THE DAYS HE WAITED FOR FAME AND THE FIRST BRUSH WITH GLORY
The memorable series of photos above, taken by Ylla in 1954, shows this year's Kentucky Derby winner a few seconds after foaling as he cuddles close to his mother (1) in the foaling barn at lovely Calumet Farm in Lexington, Kentucky. Moments later the colt makes a shaky, unsuccessful attempt to stand (2). Now on all fours (3), the baby is at Iron Maiden's side, completely unaware that he is the object of photographic interest. Alone and upright (4), Iron Liege perkily watches activity about him. One year later, in the fields only 80 miles away from Churchill Downs (5), colt shows friskiness as he romps with playmate in fields of bluegrass.
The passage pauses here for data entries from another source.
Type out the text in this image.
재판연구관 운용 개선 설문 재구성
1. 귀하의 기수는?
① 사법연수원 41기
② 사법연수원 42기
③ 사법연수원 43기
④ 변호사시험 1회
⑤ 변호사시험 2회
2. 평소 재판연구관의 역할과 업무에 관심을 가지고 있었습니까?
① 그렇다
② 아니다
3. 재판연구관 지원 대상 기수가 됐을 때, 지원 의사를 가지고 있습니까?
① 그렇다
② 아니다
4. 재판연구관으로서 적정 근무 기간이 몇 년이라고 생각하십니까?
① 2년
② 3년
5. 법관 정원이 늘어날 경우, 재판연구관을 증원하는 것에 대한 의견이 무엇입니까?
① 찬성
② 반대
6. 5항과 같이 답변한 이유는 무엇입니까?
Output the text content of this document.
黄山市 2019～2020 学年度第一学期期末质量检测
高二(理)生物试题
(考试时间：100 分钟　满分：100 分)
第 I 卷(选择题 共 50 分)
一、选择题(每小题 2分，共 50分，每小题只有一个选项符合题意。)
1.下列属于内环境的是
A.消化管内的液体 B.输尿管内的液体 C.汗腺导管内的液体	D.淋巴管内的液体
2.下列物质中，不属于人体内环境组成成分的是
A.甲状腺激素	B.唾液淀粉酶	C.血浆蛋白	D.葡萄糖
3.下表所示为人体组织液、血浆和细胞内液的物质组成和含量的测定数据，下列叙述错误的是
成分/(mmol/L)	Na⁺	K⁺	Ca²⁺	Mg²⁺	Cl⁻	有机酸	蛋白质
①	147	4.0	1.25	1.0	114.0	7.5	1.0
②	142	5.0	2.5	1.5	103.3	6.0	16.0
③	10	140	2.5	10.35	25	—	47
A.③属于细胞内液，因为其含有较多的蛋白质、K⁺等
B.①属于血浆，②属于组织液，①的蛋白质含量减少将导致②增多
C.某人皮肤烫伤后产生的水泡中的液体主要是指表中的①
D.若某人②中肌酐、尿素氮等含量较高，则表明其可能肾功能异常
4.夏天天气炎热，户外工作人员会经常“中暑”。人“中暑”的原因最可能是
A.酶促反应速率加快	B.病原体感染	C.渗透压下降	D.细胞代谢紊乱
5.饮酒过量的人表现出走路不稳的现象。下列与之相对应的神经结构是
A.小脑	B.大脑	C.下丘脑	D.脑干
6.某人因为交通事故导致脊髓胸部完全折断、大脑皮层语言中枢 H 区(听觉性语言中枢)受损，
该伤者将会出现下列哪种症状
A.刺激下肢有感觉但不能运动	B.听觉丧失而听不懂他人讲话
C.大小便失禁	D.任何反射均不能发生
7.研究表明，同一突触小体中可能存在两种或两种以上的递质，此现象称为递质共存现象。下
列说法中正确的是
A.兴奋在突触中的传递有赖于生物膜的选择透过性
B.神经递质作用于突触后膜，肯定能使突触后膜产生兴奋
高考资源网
One of 14 children sired by the famous Bull Lea, the colt was to grow to startle a nation by his will to win.
Iron Liege's first training included early-morning workouts at Calumet Farm (6), sessions in schooling gate at Hialeah in the winter of 1956 (7). He stood patiently as Trainer Jones adjusted his saddle (8) for a disappointing first start in Chicago on August 21, 1956. The 1957 Derby Winner met the "Master" of modern Derby riders, Eddie Arcaro, at Belmont Park (9). This year Iron Liege ran third in the rich Flamingo Stakes (10) and record-breaking Florida Derby (11), was tabbed by experts as a highly consistent colt. Iron Liege has a love for peppermint, and his regular groom, Walter Griffin, bought the horse candy canes at Christmas time. Early in January Griffin said, "I never had a Derby horse; maybe this year I will."